Foto: Kremlin.ru, CC BY 4.0, via Wikimedia Commons.
Edição 362 – Vladimir Putin e Kim Jong-un vão a Pequim

Meses difíceis para o setor industrial. Nesta quarta-feira (27), Pequim anunciou que o lucro de indústrias nacionais teve queda em julho pelo terceiro mês consecutivo. Outro indicador que não vai bem é o da produção industrial: ao que tudo indica, agosto deve seguir a sequência contração que vem desde abril – dados oficiais devem ser publicados apenas neste domingo (31). Mas há razão para otimismo sobre os próximos meses: a queda dos lucros do setor está em ritmo de reversão (puxada pelo bom desempenho de produtos de alta tecnologia), o tarifaço de Donald Trump pode ser derrubado pela justiça dos EUA a partir de outubro, e há quem acredite que o fim do de minimis (adiado em fevereiro, lembra?) vá favorecer empresas chinesas como Temu e Shein, que teriam se preparado para driblar os impostos. Tudo isso ajudaria a retomar o ritmo de exportações para os Estados Unidos, enquanto o desafio de aquecer o consumo doméstico sofre com uma população mais focada em poupar e investir.
Para refletir sobre a atividade industrial chinesa a longo prazo, dois textos recentes são úteis. Em uma entrevista para a revista estadunidense Wired, o pesquisador Dan Wang explicou sua teoria de que o ritmo acelerado do crescimento chinês das últimas décadas poderia ser explicado pela formação de sua elite política, majoritariamente em áreas da Engenharia.
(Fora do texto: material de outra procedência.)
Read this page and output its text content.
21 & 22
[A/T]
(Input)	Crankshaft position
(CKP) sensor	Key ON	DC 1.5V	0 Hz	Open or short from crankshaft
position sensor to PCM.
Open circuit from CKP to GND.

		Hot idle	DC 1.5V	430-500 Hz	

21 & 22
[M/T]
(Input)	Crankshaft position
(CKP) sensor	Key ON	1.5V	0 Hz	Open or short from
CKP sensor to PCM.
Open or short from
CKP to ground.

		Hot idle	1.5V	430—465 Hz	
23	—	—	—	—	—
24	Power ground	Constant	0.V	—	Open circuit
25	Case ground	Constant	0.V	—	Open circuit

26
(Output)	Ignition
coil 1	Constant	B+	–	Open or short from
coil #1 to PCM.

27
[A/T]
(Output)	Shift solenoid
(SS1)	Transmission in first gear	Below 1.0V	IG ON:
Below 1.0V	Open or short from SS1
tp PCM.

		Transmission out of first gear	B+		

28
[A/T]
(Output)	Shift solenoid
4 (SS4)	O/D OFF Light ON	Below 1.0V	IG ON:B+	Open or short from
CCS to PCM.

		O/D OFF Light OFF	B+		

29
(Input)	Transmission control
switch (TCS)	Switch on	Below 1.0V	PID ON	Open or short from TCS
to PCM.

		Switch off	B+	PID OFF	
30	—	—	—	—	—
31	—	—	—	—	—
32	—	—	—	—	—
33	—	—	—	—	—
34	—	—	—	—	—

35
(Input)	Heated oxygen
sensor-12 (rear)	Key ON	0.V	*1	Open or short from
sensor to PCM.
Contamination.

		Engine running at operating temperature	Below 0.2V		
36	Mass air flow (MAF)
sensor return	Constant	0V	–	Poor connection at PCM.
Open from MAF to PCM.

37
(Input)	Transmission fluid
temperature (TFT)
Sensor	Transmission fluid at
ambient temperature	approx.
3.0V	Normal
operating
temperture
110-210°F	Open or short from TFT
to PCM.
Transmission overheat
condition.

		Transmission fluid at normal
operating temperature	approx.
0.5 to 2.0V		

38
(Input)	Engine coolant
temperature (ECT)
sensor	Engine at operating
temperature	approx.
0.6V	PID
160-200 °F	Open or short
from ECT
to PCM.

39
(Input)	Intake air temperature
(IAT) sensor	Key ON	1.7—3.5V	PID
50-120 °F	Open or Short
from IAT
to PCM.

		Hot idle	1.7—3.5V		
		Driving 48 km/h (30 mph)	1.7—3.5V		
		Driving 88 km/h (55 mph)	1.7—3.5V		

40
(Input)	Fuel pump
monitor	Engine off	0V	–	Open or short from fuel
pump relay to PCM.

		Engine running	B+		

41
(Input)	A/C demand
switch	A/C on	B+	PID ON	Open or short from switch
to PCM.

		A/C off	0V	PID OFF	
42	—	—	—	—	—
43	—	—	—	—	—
Segundo Wang, isso levaria a um “estado engenheiro” mais disposto a ser ágil e cometer erros em nome do desenvolvimento industrial e tecnológico do país – em contraste com os EUA, que seriam uma “sociedade de advogados”, mais lenta e cautelosa. O salto de quantidade e qualidade da produção industrial da China, na visão do cientista político Paul Musgrave em sua newsletter, seria a razão pela qual marcas chinesas vêm se tornado não apenas uma alternativa acessível, mas muitas vezes preferíveis e até inevitáveis (pense no Labubu) ao redor do mundo. Assim, por meio dessas marcas, o país supera preconceitos e abre portas em relações comerciais, desafiando a hegemonia dos Estados Unidos, algo que parecia impensável há poucas décadas.
Cripto com características chinesas. Se em 2021 a China parecia ter enterrado de vez qualquer ambição digital ao banir criptomoedas, agora Pequim ensaia uma reviravolta estratégica. Segundo esta matéria da Reuters, o Conselho de Estado deve aprovar em breve um plano para permitir stablecoins lastreadas no yuan, um passo visto como fundamental para a internacionalização da moeda chinesa. A lógica é simples: criar versões digitais do yuan, com valor estável e transações instantâneas, para competir com as moedas digitais atreladas ao dólar, que hoje são maioria no mercado. Essa decisão viria em um momento em que a fatia do yuan nos pagamentos globais caiu para 2,88%, bem atrás do dólar, que responde por quase metade do fluxo financeiro internacional. Hong Kong e Shanghai liderariam a implementação local, enquanto no plano externo a estratégia seria discutida no encontro da Organização para Cooperação de Xangai (SCO), neste domingo (31) e segunda-feira (1). Mais que inovação financeira, a aposta seria geopolítica: transformar o yuan digital em uma alternativa viável à moeda americana nas trocas internacionais e reposicionar a China na arquitetura monetária digital global.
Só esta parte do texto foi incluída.